LOCKWOOD, ANDREWS & NEWNAM, P.C., a Michigan corporation; LOCKWOOD, ANDREWS & NEWNAM, INC., a Texas corporation,

LEO A. DALY COMPANY, a Nebraska corporation,
   No. 16-2313
Appeal from the United States District Court
for the Eastern District of Michigan at Ann Arbor.
No. 5:16-cv-10663—John Corbett O’Meara, District Judge.
Argued: November 7, 2016
Decided and Filed: November 16, 2016
Before: GRIFFIN, KETHLEDGE, and DONALD, Circuit Judges.
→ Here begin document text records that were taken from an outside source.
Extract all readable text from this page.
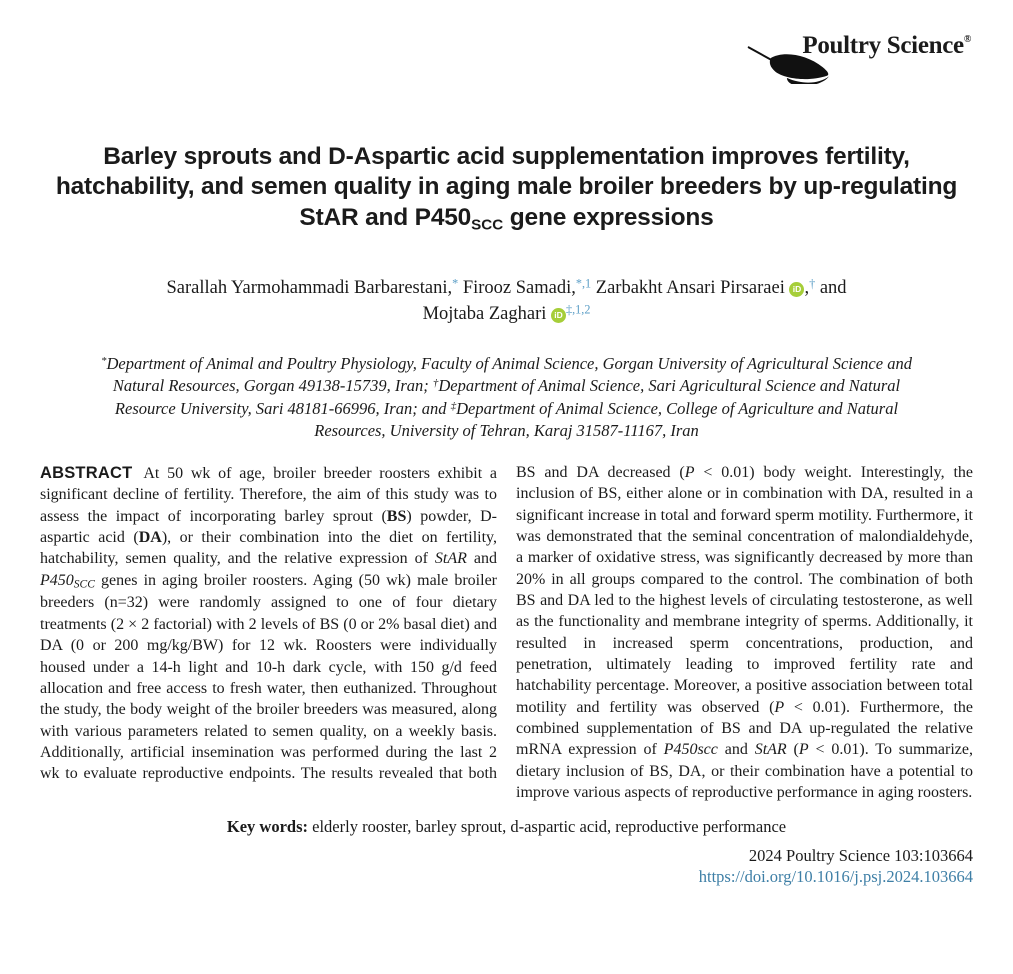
Poultry Science®
Barley sprouts and D-Aspartic acid supplementation improves fertility, hatchability, and semen quality in aging male broiler breeders by up-regulating StAR and P450SCC gene expressions
Sarallah Yarmohammadi Barbarestani,* Firooz Samadi,$^{*,1}$ Zarbakht Ansari Pirsaraei iD ,† and
Mojtaba Zaghari iD $^{\ddagger,1,2}$
*Department of Animal and Poultry Physiology, Faculty of Animal Science, Gorgan University of Agricultural Science and Natural Resources, Gorgan 49138-15739, Iran; †Department of Animal Science, Sari Agricultural Science and Natural Resource University, Sari 48181-66996, Iran; and ‡Department of Animal Science, College of Agriculture and Natural Resources, University of Tehran, Karaj 31587-11167, Iran

ABSTRACT At 50 wk of age, broiler breeder roosters exhibit a significant decline of fertility. Therefore, the aim of this study was to assess the impact of incorporating barley sprout (BS) powder, D-aspartic acid (DA), or their combination into the diet on fertility, hatchability, semen quality, and the relative expression of StAR and P450SCC genes in aging broiler roosters. Aging (50 wk) male broiler breeders (n=32) were randomly assigned to one of four dietary treatments (2 × 2 factorial) with 2 levels of BS (0 or 2% basal diet) and DA (0 or 200 mg/kg/BW) for 12 wk. Roosters were individually housed under a 14-h light and 10-h dark cycle, with 150 g/d feed allocation and free access to fresh water, then euthanized. Throughout the study, the body weight of the broiler breeders was measured, along with various parameters related to semen quality, on a weekly basis. Additionally, artificial insemination was performed during the last 2 wk to evaluate reproductive endpoints. The results revealed that both BS and DA decreased (P < 0.01) body weight. Interestingly, the inclusion of BS, either alone or in combination with DA, resulted in a significant increase in total and forward sperm motility. Furthermore, it was demonstrated that the seminal concentration of malondialdehyde, a marker of oxidative stress, was significantly decreased by more than 20% in all groups compared to the control. The combination of both BS and DA led to the highest levels of circulating testosterone, as well as the functionality and membrane integrity of sperms. Additionally, it resulted in increased sperm concentrations, production, and penetration, ultimately leading to improved fertility rate and hatchability percentage. Moreover, a positive association between total motility and fertility was observed (P < 0.01). Furthermore, the combined supplementation of BS and DA up-regulated the relative mRNA expression of P450scc and StAR (P < 0.01). To summarize, dietary inclusion of BS, DA, or their combination have a potential to improve various aspects of reproductive performance in aging roosters.

Key words: elderly rooster, barley sprout, d-aspartic acid, reproductive performance
2024 Poultry Science 103:103664
https://doi.org/10.1016/j.psj.2024.103664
GRIFFIN, Circuit Judge. This state-law professional negligence proposed class action suit arises out of the Flint Water Crisis, a public health disaster that drew national media coverage when the City of Flint decided to supply water to its residents using the Flint River without implementing necessary anti-corrosion measures. The series of events precipitating the tragedy have little to do with the issue before us on appeal. We deal, instead, with a question of procedure: must plaintiffs litigate their claim in state or federal court? In 2005, Congress revised the contours of federal diversity jurisdiction, making it easier to remove class actions to federal court, while at the same time providing an exception for cases that are “truly local in nature,” commonly called the “local controversy” exception. The parties dispute whether plaintiffs’ claim against defendants (civil engineering companies responsible for upgrading Flint’s municipal water system) belongs in state court under this exception. Though the Flint Water Crisis captured the attention of the nation, its infamy does not make it any less local. Because plaintiffs’ suit consists of a proposed class of more than two-thirds Michigan citizens, a significant local defendant, and injuries limited to the reach of Flint’s water system, it satisfies the statutory requirements of the local controversy exception. We therefore affirm the district court’s decision to remand this case to state court.